When you have enough itemized tax deductions to exceed the standard deduction, a whole new world of tax advantages is possible. Your federal tax is lowered with each additional itemized deduction. According to the IRS, "You can elect to deduct state and local general sales taxes instead of state and local income taxes. You cannot deduct both." If you live in a state with no income tax, therefore, you can deduct sales taxes instead.
Most people use the sales tax tables provided by the Internal Revenue Service to determine their deductions for state and local sales tax. This option doesn't require keeping receipts showing sales tax on purchases. These tables are at the end of the instructions for Schedule A, which is the form listing itemized deductions. The first step in using the sales tax tables is completing the State and Local General Sales Tax Deduction Worksheet on page 4 of the Instructions for Schedule A. You can also use the Sales Tax Deduction Calculator on the IRS website. This determines the income you apply to the tax table for your state.
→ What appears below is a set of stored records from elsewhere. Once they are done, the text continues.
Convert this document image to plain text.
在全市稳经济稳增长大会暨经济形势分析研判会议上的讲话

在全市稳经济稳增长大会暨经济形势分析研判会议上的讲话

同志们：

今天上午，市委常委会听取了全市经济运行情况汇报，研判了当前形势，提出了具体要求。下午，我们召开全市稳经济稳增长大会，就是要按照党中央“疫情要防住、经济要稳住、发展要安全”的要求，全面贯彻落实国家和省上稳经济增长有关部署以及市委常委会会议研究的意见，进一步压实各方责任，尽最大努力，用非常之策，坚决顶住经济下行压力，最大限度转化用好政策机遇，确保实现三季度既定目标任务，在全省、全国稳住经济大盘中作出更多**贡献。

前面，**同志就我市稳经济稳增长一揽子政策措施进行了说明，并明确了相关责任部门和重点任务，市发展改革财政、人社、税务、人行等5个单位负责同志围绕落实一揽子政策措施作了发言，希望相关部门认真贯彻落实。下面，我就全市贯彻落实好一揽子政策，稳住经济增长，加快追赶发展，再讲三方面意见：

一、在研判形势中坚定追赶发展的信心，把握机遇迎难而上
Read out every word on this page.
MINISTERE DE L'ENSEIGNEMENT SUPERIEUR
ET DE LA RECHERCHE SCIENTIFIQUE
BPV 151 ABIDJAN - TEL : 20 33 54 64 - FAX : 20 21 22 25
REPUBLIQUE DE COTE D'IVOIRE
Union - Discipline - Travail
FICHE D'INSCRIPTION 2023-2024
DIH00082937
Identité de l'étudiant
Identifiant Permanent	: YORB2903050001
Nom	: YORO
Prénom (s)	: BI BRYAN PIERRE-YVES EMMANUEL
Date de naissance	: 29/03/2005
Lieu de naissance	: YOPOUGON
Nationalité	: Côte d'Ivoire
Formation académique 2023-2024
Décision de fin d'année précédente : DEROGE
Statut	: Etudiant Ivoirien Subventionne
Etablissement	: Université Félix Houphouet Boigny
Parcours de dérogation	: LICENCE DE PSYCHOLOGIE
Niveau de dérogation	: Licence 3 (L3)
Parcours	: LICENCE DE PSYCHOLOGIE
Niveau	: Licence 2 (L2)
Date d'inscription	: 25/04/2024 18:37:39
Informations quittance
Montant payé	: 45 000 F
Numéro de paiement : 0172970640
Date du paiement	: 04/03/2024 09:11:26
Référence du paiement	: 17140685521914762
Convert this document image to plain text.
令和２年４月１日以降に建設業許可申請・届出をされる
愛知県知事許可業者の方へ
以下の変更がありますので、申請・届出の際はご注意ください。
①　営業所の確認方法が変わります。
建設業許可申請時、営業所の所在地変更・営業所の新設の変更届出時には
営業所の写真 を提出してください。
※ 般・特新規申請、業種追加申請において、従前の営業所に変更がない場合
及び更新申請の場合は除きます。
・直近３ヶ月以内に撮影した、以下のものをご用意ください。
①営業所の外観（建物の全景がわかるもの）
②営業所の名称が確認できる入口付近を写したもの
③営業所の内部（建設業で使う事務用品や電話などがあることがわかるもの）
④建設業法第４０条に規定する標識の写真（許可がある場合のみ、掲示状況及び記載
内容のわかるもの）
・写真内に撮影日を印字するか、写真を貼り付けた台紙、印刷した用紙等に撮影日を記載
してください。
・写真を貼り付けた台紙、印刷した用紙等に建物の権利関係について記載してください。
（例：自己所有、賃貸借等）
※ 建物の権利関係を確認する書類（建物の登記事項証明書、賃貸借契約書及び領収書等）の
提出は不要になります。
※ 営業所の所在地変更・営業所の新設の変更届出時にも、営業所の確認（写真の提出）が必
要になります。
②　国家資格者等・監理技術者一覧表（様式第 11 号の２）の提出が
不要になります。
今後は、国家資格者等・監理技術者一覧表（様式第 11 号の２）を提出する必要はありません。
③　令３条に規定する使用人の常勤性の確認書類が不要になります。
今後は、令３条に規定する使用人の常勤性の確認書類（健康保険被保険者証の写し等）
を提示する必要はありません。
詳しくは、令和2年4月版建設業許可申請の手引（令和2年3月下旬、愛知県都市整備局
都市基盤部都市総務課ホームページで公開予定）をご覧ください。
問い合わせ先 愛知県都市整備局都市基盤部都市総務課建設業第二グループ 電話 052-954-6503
In addition to the deduction determined from using the sales tax tables, you can add state and local sales tax you paid on certain specified items. An example is sales tax paid on motor vehicles. This includes motorcycles, motor homes, recreational vehicles, sport utility vehicles, and off-road vehicles as well as regular cars and trucks. Sales tax on boat or aircraft purchases adds to the deduction. You can also count home building materials, including sales tax on a mobile home or prefabricated home, as well as any sales tax paid by a contractor for materials used to improve your home. However, you cannot include sales tax paid on items you used in business.
If you lived in more than one state during the year, you must prorate the sales tax deduction for each state. Determine the fraction of the year that you lived in a state. For example, living in one state for 150 days results in a fraction of 150/365. Multiply this figure by the amount of sales tax from the table for that state. Do this for every state where you lived. Totaling the states gives you a deduction for the entire year. If one state has no sales tax, the amount for your period living there is zero. You’re not allowed to combine income tax in one state with sales tax in another state.
Instead of using the standard table to identify your sales tax deduction, you’re entitled to deduct the actual sales tax paid according to your records. Keeping just a few receipts for expensive purchases might total more than the figure from the sales tax table. For instance, people who recently married or moved often incur substantial costs for new furniture and home furnishings. Sales tax for these expenditures alone sometimes exceeds the standard table amount.